Erfahrungen mit der Entkriminalisierung und Legalisierung in den USA und Kanada zeigen, dass dadurch insbesondere bei Jugendlichen keine Zunahme zu beobachten ist. In den Staaten, die legalisiert haben, gab es teilweise sogar einen Rückgang. Vielleicht erleben wir ja den Facebook-Effekt: Wenn Mama und Papa das cool finden, ziehen sich die Kids daraus zurück. Zumindest der Reiz des Verbotenen wird deutlich geringer. Außerdem gehen wir davon aus, dass das Angebot für Jugendliche deutlich sinken wird.
Weil Jugendliche nicht kiffen dürfen? Das dürfen sie heute auch nicht.

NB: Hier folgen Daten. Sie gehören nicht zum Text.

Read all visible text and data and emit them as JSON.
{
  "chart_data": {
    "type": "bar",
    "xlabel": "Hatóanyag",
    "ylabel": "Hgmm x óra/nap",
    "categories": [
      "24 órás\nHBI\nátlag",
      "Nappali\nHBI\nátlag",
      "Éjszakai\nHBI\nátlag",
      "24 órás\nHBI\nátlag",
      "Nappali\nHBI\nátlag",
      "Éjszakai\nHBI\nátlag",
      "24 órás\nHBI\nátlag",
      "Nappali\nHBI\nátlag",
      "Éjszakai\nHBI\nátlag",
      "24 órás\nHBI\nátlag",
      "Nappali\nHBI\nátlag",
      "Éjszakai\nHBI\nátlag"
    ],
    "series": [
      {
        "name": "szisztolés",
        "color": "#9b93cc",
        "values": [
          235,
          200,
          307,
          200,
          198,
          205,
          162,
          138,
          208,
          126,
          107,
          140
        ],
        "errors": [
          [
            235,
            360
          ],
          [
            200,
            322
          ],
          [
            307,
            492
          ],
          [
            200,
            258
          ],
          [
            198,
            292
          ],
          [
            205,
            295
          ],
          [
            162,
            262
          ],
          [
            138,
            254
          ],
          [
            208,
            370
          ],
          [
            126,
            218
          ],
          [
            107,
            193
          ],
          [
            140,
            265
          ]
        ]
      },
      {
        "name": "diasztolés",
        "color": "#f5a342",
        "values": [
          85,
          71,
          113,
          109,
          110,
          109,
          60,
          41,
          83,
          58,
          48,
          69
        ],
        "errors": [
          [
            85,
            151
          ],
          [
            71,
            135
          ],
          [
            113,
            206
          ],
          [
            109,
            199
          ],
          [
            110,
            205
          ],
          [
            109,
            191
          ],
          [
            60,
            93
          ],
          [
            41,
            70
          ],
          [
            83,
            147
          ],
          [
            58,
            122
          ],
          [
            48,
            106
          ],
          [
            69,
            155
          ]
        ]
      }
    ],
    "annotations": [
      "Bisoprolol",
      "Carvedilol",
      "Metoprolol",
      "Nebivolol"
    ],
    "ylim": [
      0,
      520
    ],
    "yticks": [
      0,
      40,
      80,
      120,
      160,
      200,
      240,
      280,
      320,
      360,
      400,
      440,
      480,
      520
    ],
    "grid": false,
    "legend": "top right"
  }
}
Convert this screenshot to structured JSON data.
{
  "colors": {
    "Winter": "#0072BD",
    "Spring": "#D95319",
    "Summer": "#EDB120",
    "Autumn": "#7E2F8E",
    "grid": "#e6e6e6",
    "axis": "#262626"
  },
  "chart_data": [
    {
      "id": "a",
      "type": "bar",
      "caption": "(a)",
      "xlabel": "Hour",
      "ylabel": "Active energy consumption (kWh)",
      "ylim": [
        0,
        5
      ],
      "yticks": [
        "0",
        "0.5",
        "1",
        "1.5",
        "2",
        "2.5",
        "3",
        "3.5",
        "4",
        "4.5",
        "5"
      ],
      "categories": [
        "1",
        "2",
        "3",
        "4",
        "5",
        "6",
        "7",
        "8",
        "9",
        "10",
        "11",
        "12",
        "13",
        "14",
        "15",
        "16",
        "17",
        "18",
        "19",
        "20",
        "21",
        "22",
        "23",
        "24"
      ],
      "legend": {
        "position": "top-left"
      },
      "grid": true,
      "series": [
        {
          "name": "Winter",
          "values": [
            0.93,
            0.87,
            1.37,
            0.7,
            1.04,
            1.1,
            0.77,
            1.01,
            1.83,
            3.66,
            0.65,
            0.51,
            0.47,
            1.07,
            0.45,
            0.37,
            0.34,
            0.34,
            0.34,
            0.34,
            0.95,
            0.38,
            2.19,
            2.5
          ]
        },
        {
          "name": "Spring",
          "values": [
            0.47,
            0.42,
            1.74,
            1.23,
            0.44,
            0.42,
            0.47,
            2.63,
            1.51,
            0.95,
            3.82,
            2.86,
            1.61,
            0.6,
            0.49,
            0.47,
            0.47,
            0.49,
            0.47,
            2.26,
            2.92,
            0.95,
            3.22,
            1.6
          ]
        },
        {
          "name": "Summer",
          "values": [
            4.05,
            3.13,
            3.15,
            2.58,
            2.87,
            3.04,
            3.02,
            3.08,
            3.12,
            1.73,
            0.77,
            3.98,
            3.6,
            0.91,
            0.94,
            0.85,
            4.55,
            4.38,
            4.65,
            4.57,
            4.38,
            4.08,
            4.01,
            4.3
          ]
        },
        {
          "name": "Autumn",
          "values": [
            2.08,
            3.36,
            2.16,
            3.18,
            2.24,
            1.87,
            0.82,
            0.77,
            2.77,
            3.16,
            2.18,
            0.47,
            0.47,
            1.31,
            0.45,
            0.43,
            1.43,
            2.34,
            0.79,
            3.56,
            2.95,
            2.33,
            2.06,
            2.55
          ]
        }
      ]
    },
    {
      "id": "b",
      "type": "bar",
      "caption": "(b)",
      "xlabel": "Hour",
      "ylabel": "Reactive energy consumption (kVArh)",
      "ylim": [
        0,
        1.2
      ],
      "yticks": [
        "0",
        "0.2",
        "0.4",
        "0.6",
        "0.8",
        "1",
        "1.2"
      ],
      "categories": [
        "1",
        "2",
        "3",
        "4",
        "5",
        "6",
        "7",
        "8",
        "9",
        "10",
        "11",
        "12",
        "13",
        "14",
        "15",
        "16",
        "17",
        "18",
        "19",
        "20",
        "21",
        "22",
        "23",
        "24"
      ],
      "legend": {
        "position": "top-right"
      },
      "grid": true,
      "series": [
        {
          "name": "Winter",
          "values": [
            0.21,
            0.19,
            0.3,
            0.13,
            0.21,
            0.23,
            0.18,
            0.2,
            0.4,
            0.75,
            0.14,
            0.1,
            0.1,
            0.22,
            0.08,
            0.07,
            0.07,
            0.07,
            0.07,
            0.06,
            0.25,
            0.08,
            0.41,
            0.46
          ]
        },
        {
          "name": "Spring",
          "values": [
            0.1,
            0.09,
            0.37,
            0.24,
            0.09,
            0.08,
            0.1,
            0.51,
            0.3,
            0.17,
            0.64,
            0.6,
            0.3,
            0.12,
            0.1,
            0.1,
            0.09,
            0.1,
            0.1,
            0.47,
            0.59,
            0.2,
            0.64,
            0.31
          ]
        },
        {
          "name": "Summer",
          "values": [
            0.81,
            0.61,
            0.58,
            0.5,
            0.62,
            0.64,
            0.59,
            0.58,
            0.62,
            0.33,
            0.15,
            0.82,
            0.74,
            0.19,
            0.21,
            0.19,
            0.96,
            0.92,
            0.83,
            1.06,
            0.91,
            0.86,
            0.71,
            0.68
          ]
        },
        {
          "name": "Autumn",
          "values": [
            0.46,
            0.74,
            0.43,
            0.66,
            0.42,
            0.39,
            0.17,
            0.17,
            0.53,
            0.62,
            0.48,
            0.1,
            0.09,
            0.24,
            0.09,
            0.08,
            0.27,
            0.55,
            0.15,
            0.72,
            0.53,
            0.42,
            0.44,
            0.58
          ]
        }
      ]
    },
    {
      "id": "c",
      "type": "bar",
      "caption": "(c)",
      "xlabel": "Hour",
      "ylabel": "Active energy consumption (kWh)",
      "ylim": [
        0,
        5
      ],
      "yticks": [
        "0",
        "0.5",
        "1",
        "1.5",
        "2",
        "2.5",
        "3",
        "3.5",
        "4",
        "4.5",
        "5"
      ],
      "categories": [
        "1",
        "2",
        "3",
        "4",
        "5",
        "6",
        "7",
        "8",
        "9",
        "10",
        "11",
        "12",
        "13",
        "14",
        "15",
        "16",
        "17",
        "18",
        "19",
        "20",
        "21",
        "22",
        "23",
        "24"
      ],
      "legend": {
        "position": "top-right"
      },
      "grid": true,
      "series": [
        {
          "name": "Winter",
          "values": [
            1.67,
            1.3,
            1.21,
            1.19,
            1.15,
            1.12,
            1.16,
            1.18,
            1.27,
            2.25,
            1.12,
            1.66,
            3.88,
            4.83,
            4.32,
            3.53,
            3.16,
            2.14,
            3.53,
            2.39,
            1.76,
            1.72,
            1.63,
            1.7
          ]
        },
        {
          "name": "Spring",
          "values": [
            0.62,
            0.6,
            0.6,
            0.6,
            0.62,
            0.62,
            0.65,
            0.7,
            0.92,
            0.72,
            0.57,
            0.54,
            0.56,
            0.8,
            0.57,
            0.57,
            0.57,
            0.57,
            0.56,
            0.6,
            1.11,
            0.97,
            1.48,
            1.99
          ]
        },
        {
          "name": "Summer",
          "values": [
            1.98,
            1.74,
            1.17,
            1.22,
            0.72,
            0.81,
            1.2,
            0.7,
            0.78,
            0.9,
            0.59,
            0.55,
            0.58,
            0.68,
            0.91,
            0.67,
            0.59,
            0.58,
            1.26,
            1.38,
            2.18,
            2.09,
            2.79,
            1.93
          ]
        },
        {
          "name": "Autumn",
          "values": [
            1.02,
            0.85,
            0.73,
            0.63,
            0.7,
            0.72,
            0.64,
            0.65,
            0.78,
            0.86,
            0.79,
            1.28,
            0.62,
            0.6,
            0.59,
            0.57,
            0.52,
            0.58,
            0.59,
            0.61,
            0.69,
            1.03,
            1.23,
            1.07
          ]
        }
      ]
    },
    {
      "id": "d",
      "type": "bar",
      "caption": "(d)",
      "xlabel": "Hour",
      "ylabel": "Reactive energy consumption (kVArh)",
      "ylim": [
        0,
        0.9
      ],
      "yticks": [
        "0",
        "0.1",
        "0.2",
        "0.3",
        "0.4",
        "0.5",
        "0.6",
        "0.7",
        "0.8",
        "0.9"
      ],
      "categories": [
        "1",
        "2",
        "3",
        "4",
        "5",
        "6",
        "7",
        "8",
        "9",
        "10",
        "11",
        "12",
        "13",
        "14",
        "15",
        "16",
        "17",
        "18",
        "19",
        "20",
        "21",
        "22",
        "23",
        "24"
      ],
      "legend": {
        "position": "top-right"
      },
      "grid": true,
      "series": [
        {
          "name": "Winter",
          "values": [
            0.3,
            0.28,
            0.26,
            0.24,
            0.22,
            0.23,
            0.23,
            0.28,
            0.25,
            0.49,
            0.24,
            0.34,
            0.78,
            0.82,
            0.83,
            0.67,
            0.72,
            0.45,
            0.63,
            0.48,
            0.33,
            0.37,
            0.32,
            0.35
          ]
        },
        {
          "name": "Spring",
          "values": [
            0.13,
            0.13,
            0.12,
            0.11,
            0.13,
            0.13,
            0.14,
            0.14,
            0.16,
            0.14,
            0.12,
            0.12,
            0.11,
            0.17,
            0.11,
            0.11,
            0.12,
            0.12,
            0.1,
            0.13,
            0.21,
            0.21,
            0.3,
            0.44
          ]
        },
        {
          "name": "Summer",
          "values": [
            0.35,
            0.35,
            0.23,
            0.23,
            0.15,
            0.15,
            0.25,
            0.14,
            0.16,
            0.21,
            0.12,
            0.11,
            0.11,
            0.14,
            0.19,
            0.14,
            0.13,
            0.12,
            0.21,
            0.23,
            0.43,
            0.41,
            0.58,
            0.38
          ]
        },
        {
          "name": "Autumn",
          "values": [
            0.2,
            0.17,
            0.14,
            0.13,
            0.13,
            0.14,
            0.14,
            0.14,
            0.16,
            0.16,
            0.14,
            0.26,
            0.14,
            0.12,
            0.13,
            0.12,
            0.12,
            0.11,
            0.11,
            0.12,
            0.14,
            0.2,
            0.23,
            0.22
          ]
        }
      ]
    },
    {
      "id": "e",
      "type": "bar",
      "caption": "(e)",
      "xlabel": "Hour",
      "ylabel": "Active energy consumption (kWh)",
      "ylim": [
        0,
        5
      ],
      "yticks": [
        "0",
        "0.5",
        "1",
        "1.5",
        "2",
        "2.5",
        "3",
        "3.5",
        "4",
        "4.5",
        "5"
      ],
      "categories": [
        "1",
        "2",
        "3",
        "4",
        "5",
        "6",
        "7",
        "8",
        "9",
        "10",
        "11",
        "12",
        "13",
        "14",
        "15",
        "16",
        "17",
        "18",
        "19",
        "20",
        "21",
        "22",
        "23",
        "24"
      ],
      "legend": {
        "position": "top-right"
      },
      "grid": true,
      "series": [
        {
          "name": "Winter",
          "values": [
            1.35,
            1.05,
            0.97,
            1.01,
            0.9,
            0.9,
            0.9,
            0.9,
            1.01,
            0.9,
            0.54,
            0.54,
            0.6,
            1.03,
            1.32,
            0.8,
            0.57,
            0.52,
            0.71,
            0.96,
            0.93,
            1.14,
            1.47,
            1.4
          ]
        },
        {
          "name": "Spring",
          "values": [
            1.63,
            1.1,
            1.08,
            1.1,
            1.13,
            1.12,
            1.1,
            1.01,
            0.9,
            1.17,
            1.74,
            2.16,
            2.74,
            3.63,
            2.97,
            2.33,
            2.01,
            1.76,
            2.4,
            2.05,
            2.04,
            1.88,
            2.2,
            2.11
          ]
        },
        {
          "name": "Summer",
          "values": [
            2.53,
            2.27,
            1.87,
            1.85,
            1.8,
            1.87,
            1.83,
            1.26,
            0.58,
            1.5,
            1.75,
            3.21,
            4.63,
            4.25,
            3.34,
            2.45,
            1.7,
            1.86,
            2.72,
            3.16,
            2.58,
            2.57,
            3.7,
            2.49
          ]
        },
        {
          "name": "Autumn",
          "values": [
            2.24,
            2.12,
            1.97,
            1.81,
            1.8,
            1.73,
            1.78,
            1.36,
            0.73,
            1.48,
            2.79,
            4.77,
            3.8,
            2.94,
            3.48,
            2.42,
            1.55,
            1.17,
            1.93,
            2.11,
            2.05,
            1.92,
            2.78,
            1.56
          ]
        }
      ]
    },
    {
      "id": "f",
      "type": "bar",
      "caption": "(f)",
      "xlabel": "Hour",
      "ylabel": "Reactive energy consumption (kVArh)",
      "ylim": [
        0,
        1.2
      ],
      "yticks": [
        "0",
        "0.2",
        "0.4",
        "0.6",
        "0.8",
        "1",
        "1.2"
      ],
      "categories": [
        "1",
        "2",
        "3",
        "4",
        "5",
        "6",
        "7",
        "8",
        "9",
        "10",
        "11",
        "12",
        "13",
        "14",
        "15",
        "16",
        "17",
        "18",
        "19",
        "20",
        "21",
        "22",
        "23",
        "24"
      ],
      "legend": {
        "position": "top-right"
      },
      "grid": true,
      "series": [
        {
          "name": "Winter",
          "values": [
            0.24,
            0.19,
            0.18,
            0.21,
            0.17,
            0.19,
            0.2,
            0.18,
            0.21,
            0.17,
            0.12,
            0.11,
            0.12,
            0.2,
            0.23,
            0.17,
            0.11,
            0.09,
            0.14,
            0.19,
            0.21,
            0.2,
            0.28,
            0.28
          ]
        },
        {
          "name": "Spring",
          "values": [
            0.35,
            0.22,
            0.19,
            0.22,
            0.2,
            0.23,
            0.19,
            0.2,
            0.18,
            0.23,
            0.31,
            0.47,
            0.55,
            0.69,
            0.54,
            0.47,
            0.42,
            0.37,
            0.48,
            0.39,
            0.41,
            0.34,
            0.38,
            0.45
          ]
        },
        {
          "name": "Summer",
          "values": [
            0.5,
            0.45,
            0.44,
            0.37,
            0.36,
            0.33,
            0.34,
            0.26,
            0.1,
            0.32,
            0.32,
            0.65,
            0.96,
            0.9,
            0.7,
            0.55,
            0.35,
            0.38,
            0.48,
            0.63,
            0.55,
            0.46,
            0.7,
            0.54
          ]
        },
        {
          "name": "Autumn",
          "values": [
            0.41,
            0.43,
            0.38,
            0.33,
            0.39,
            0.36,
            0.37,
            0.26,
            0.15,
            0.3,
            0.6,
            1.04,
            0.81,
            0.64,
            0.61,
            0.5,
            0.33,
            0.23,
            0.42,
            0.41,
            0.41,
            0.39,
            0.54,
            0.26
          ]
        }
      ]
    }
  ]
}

Das ist richtig, dennoch weiß ich von meinen Kindern: Auf jeder weiterführenden Schule ist jeder Schüler darüber informiert, wo er den Stoff bekommen kann. Durch die Teil-Legalisierung wird das Geschäft aber kleiner werden, weil ja auf den Straßen die Kundschaft ausbleiben wird – mal abgesehen von Touristen und Gelegenheitskiffer, die nicht Mitglied eines der neuen Clubs sind. Hinzu kommt: Die Cannabis-Abgabe an Jugendliche wird künftig deutlich härter bestraft – und zwar schon die Weitergabe, nicht erst der Verkauf.
In Ihrem Brief steht, dass das neue Cannabisgesetz nicht nur wichtig sei für einen besseren Gesundheitsschutz, sondern auch für mehr soziale Gerechtigkeit. Warum?
Heute werden Menschen, die Cannabis konsumieren, hart bestraft. Der Führerschein wird entzogen, es gibt einen Eintrag ins Führungszeugnis, manche verlieren deshalb ihren Job. Das ist ungerecht gegenüber Trinkern: Denen droht all dies nicht.